OPINION - Editorial

When will they learn?

Another free-market scrape up Nawth

It seems Gotham is once more gearing up for a fight with the free market. Its target this time: Uber and Lyft. Those are the hippest way to get from A to B in 2018. Anybody can be a taxi.

New York's city council passed a one-year moratorium on new "for-hire" vehicle licenses (which Uber and Lyft drivers need to operate). The city claims this will give it time to study the industry. Stop and ask yourself: Should a city government have the authority to prevent a business from hiring new employees? In what (democratic) world does that make sense?

Can you imagine how outraged people would be if the city put a cap on new baristas? Who would pour our $7 coffee?

The Wall Street Journal reports some aldermen in New York have complained that the number of Lyft and Uber drivers has soared to more than 100,000 (up from 63,000 in 2015) compared to the 13,000 yellow cabs in the city. We'd call that the wonder of the free market as consumers decide to stop spending money in one place and spend it in another, as per their convenience.

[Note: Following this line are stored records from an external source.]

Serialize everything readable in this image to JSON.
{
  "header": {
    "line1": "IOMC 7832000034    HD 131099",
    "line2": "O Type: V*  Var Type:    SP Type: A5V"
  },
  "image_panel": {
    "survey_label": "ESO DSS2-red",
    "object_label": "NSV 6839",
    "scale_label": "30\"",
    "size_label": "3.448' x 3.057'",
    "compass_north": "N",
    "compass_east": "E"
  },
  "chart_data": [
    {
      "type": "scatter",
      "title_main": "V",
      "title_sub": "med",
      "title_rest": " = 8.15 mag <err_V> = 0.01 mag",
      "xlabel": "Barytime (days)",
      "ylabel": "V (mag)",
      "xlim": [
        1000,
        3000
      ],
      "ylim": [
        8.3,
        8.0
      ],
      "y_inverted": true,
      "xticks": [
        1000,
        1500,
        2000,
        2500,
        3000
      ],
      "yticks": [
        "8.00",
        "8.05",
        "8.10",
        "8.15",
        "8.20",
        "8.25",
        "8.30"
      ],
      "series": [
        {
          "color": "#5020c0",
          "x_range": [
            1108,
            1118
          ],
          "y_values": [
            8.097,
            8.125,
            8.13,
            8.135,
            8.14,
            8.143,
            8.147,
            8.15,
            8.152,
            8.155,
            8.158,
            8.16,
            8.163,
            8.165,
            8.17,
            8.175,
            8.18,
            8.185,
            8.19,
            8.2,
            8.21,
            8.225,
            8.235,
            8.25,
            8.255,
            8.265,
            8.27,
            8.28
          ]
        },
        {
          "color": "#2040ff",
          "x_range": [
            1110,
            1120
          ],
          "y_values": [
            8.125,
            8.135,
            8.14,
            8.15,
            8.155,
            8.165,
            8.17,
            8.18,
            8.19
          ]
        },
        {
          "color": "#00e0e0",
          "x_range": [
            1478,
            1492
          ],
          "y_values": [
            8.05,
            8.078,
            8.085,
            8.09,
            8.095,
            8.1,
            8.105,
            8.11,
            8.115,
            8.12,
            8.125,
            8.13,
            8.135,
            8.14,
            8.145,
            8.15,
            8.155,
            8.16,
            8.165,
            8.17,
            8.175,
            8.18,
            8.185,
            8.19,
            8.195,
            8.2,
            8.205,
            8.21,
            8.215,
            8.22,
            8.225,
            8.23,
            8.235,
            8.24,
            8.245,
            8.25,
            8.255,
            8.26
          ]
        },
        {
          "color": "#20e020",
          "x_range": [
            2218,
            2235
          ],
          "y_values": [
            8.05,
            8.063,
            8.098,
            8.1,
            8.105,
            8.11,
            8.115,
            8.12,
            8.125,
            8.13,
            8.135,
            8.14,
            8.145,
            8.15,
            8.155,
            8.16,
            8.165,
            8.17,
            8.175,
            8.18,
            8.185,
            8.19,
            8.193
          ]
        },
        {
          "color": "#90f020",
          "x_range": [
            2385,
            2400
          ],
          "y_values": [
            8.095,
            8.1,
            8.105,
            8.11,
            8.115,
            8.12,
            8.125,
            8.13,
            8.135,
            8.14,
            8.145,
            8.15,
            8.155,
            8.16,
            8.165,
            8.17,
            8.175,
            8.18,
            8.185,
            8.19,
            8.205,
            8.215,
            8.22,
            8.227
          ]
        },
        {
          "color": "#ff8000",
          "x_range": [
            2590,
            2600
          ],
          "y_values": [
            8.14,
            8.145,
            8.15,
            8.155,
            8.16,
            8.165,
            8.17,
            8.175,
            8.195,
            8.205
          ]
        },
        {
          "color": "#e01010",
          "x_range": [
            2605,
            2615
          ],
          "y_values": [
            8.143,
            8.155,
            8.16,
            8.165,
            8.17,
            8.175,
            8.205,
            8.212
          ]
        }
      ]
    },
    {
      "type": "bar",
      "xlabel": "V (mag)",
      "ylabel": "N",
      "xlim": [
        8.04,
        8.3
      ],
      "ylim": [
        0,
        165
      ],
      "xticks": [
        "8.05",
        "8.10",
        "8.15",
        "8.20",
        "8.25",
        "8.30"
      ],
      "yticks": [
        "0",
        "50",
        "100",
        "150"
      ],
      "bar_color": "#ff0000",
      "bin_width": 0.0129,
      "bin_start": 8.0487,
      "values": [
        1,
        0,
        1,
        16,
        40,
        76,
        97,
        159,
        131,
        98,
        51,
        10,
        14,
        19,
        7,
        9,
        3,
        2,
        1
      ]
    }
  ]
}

But it might as well be demon magic to this city council.

Fayetteville learned this lesson the hard way in 2014 when it told Uber the company couldn't operate in city limits. Customers (a good number of them UA students) and Uber told the city to kick rocks. And when Fayetteville police started ticketing drivers, Uber just paid for all the citations. Their pocketbook was bigger. Eventually, lawmakers made ride-sharing companies legal statewide, and the free market won another battle.

It's unwise to artificially protect one industry (taxi drivers) and pick a fight with another (Uber/Lyft). The customer is always right--well, most of the time--and if they're overwhelmingly choosing for-hire drivers over cabs, then there's nothing government can really do about it in the long run.

Though it will try. As long as there is creative destruction in the world of business, there will be constituencies that will holler when stuck. The trick is for government to know when not to just do something, but sit there.